Kamis, 24 Juli 2008

ketika kematian menyapa

seorang lelaki yang berangkat diam-diam dalam keheningan pagi

Akhirnya semua akan tiba pada hari yang biasa
pada suatu ketika yang telah lama kita ketahui...
(kutipan dari salah satu puisi Soe Hok Gie)



Selamat Jalan, UDA, kiranya Pencipta menerimamu dalam naungan kasih-Nya, semoga dalam 2 minggu ketidakberdayaanmu kau sudah temukan cahaya itu-yang menuntunmu berdamai dengan dirimu sendiri-berdamai dengan dunia- dan membuatmu berserah untuk kembali kepada-Nya....

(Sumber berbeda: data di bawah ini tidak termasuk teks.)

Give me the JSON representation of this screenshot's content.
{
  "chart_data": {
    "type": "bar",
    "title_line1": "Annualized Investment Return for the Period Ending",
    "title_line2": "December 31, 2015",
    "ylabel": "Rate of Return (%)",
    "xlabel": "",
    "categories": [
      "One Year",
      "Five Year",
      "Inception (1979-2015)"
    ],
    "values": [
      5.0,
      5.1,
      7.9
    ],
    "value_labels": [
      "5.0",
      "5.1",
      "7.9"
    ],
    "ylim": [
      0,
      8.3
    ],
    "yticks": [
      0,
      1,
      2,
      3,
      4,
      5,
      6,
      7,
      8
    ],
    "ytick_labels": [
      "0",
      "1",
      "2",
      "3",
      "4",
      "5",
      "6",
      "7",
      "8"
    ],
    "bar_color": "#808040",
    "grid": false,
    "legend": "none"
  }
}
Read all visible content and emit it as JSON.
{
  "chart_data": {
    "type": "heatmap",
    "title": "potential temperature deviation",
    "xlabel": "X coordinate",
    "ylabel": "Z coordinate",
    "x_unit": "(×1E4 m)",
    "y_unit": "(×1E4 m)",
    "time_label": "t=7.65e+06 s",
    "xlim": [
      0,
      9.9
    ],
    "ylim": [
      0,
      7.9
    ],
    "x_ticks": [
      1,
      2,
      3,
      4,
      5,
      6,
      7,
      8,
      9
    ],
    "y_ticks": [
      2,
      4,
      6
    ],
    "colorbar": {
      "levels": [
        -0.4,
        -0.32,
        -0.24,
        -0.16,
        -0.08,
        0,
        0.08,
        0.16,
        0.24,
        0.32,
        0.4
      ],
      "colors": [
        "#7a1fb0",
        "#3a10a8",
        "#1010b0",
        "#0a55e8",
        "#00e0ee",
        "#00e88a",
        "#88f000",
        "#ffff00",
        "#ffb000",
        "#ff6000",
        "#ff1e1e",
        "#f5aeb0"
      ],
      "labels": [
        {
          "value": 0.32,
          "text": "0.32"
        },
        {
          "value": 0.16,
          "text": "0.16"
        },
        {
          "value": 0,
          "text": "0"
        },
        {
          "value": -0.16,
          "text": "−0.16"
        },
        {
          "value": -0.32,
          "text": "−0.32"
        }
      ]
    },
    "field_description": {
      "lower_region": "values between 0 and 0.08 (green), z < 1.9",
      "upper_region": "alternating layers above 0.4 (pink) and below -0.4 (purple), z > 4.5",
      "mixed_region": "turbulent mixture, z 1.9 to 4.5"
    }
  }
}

Yogyakarta-25 Juli 2008-03.48 WIB.

Selasa, 15 Juli 2008

Lagu Ragu Seorang Pelaut-16 Juli 2008

Beberapa orang kutemui menjangkar di simpang kota
untuk bertahan hidup orang harus makan, untuk bisa makan orang harus bekerja, untuk mendapatkan pekerjaan orang harus antre, begitu kata mereka berulang-ulang...
berulang-ulang, seperti mantra penuntas kemarau
berisik, melebihi camar laut berebut ikan kecil

saat itu masih siang, kota kian megap saja ditenggelamkan matahari
di tempat yang dulunya berdiri mercu suar, menancap gedung-gedung
angkuh melebihi tiang-tiang kapal di tengah samudra

bukan akibat dibantai gelombang, tapi selalu saja aku tak sabar
tuk segera merapat di dermaga,
tambatkan tali dan memeluk daratan
lalu berjalan menelisik simpang
melihat debur laut di wajah orang-orang

tapi entah mengapa, kalau sudah begini, aku selalu ingin muntah
untuk kesekian kalinya aku tak juga bisa menjawab, apa yang kucari di sini...
bukankah sebagai pelaut, pelabuhan hanya persinggahan?
atau memang sudah saatnya aku karam?

Sabtu, 12 Juli 2008

Kota, Senja, dan Kesunyian


Mungkin kota ini masih tetap ramah
sebab aku belum juga kehilangan arah
padahal jalan-jalan sudah berubah

barpun hanya senja yang itu-itu saja,
yang kembali harus kupungut ketika sore tiba
berkilau muram seperti emas sepuhan

Benarkah yang terpampang di depanku ini
kesunyian dari jenis yang lain
yang selama ini tak pernah bisa kita temukan di etalase
puluhan supermarket pongah yang mengklaim dirinya
menjual barang-barang terlengkap di kota

kemarin dulu sebuah film diputar di bentara
lalu kemarin cerita adaptasinya dipentaskan di taman budaya
dan kembali aku ingin bertanya
naskahmukah itu?
(padahal namamu sudah jelas-jelas dibentang merah di tiap spanduk)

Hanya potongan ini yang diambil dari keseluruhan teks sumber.